Magnetic resonance imaging was used to evaluate 339 study volunteers, all patients with HIV. While none of the study participants had the hip pain typically associated with osteonecrosis, 15 (4.4 per cent) were found to have the disorder. As a comparison, 118 patients without HIV were tested, and none were found to have osteonecrosis.
"These 15 patients with asymptomatic osteonecrosis had lesions in one or both hips," noted Dr. Henry Masur, critical care medicine chief at the NIH Clinical Center. "Many of the lesions were large. Our concern is that the lesions will lead to clinical symptoms ultimately requiring total hip replacements."
The reason for this unexpected complication of osteonecrosis-bone death-is unclear. "We've been following patients with HIV at the NIH Clinical Center for more than 17 years and had not seen this complication until about a year ago," said Dr. Joseph Kovacs, also of the NIH hospital's Critical Care Medicine Department. "Longer patient survival, new therapies, or lifestyle influences may somehow contribute to the development of this disorder. It's important to find out why it's happening."
While researchers can't yet pinpoint a specific cause, patients in this study found to have osteonecrosis were more likely to have taken testosterone, lipid-lowering drugs, and corticosteroids, all prescribed therapies for the acute and chronic complications of HIV infection or other common medical problems.
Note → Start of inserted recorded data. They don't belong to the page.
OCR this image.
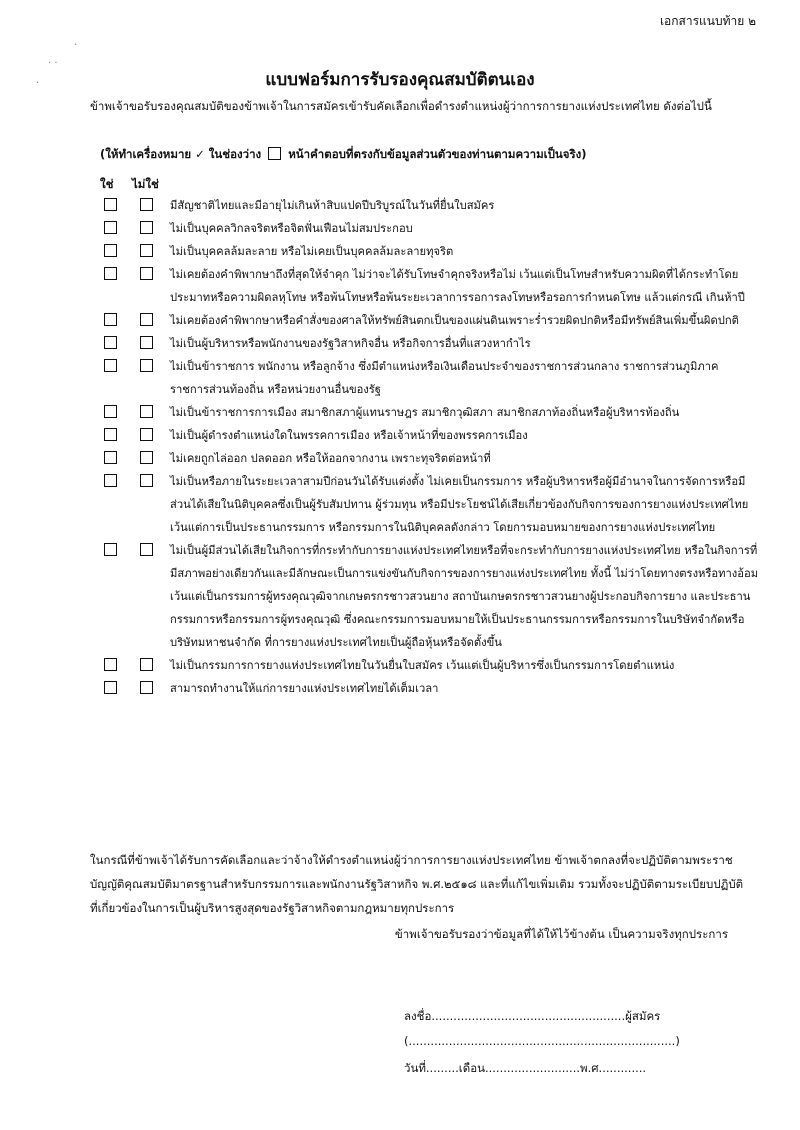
·
· ·
·
เอกสารแนบท้าย ๒
แบบฟอร์มการรับรองคุณสมบัติตนเอง
ข้าพเจ้าขอรับรองคุณสมบัติของข้าพเจ้าในการสมัครเข้ารับคัดเลือกเพื่อดำรงตำแหน่งผู้ว่าการการยางแห่งประเทศไทย ดังต่อไปนี้
(ให้ทำเครื่องหมาย ✓ ในช่องว่าง หน้าคำตอบที่ตรงกับข้อมูลส่วนตัวของท่านตามความเป็นจริง)
ใช่ ไม่ใช่
มีสัญชาติไทยและมีอายุไม่เกินห้าสิบแปดปีบริบูรณ์ในวันที่ยื่นใบสมัคร
ไม่เป็นบุคคลวิกลจริตหรือจิตฟั่นเฟือนไม่สมประกอบ
ไม่เป็นบุคคลล้มละลาย หรือไม่เคยเป็นบุคคลล้มละลายทุจริต
ไม่เคยต้องคำพิพากษาถึงที่สุดให้จำคุก ไม่ว่าจะได้รับโทษจำคุกจริงหรือไม่ เว้นแต่เป็นโทษสำหรับความผิดที่ได้กระทำโดยประมาทหรือความผิดลหุโทษ หรือพ้นโทษหรือพ้นระยะเวลาการรอการลงโทษหรือรอการกำหนดโทษ แล้วแต่กรณี เกินห้าปี
ไม่เคยต้องคำพิพากษาหรือคำสั่งของศาลให้ทรัพย์สินตกเป็นของแผ่นดินเพราะร่ำรวยผิดปกติหรือมีทรัพย์สินเพิ่มขึ้นผิดปกติ
ไม่เป็นผู้บริหารหรือพนักงานของรัฐวิสาหกิจอื่น หรือกิจการอื่นที่แสวงหากำไร
ไม่เป็นข้าราชการ พนักงาน หรือลูกจ้าง ซึ่งมีตำแหน่งหรือเงินเดือนประจำของราชการส่วนกลาง ราชการส่วนภูมิภาค ราชการส่วนท้องถิ่น หรือหน่วยงานอื่นของรัฐ
ไม่เป็นข้าราชการการเมือง สมาชิกสภาผู้แทนราษฎร สมาชิกวุฒิสภา สมาชิกสภาท้องถิ่นหรือผู้บริหารท้องถิ่น
ไม่เป็นผู้ดำรงตำแหน่งใดในพรรคการเมือง หรือเจ้าหน้าที่ของพรรคการเมือง
ไม่เคยถูกไล่ออก ปลดออก หรือให้ออกจากงาน เพราะทุจริตต่อหน้าที่
ไม่เป็นหรือภายในระยะเวลาสามปีก่อนวันได้รับแต่งตั้ง ไม่เคยเป็นกรรมการ หรือผู้บริหารหรือผู้มีอำนาจในการจัดการหรือมีส่วนได้เสียในนิติบุคคลซึ่งเป็นผู้รับสัมปทาน ผู้ร่วมทุน หรือมีประโยชน์ได้เสียเกี่ยวข้องกับกิจการของการยางแห่งประเทศไทย เว้นแต่การเป็นประธานกรรมการ หรือกรรมการในนิติบุคคลดังกล่าว โดยการมอบหมายของการยางแห่งประเทศไทย
ไม่เป็นผู้มีส่วนได้เสียในกิจการที่กระทำกับการยางแห่งประเทศไทยหรือที่จะกระทำกับการยางแห่งประเทศไทย หรือในกิจการที่มีสภาพอย่างเดียวกันและมีลักษณะเป็นการแข่งขันกับกิจการของการยางแห่งประเทศไทย ทั้งนี้ ไม่ว่าโดยทางตรงหรือทางอ้อมเว้นแต่เป็นกรรมการผู้ทรงคุณวุฒิจากเกษตรกรชาวสวนยาง สถาบันเกษตรกรชาวสวนยางผู้ประกอบกิจการยาง และประธานกรรมการหรือกรรมการผู้ทรงคุณวุฒิ ซึ่งคณะกรรมการมอบหมายให้เป็นประธานกรรมการหรือกรรมการในบริษัทจำกัดหรือบริษัทมหาชนจำกัด ที่การยางแห่งประเทศไทยเป็นผู้ถือหุ้นหรือจัดตั้งขึ้น
ไม่เป็นกรรมการการยางแห่งประเทศไทยในวันยื่นใบสมัคร เว้นแต่เป็นผู้บริหารซึ่งเป็นกรรมการโดยตำแหน่ง
สามารถทำงานให้แก่การยางแห่งประเทศไทยได้เต็มเวลา
ในกรณีที่ข้าพเจ้าได้รับการคัดเลือกและว่าจ้างให้ดำรงตำแหน่งผู้ว่าการการยางแห่งประเทศไทย ข้าพเจ้าตกลงที่จะปฏิบัติตามพระราชบัญญัติคุณสมบัติมาตรฐานสำหรับกรรมการและพนักงานรัฐวิสาหกิจ พ.ศ.๒๕๑๘ และที่แก้ไขเพิ่มเติม รวมทั้งจะปฏิบัติตามระเบียบปฏิบัติที่เกี่ยวข้องในการเป็นผู้บริหารสูงสุดของรัฐวิสาหกิจตามกฎหมายทุกประการ
ข้าพเจ้าขอรับรองว่าข้อมูลที่ได้ให้ไว้ข้างต้น เป็นความจริงทุกประการ
ลงชื่อ.....................................................ผู้สมัคร
(.........................................................................)
วันที่.........เดือน..........................พ.ศ.............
They were also more likely to have been involved in weight-training and body-building. The occurrence of osteonecrosis was not associated with the level of immunodeficiency or any particular pattern of antiretroviral use.
"In 1999, four of our patients with HIV developed hip and groin pain that was subsequently diagnosed as osteonecrosis, also known as avascular necrosis," added Dr. Masur. "In evaluating these cases, we learned that other physicians around the country were seeing a small but increasing number of HIV-infected patients with osteonecrosis. To prevent the development of osteonecrosis, it was clearly important to find out how many of our asymptomatic patients were developing these lesions and pinpoint contributing factors."
"Researchers from both NIH Clinical Center and NIAID conduct numerous research studies at the NIH hospital in Bethesda currently involving about 600 volunteer patients with HIV infection," noted Dr. John I. Gallin, NIH Clinical Center director. "Participants in this study were drawn from this cohort of patients. A critical mass of patient volunteers enables research at the NIH Clinical Center to track how diseases such as HIV evolve."
A longitudinal study is under way to determine how many patients will develop these lesions and how many will ultimately need hip replacement. Larger studies are needed to identify factors that contribute to the development of osteonecrosis, Dr. Kovacs said. "If we can identify what's causing the disorder among these patients, we are hopeful we can determine a way to prevent and treat it."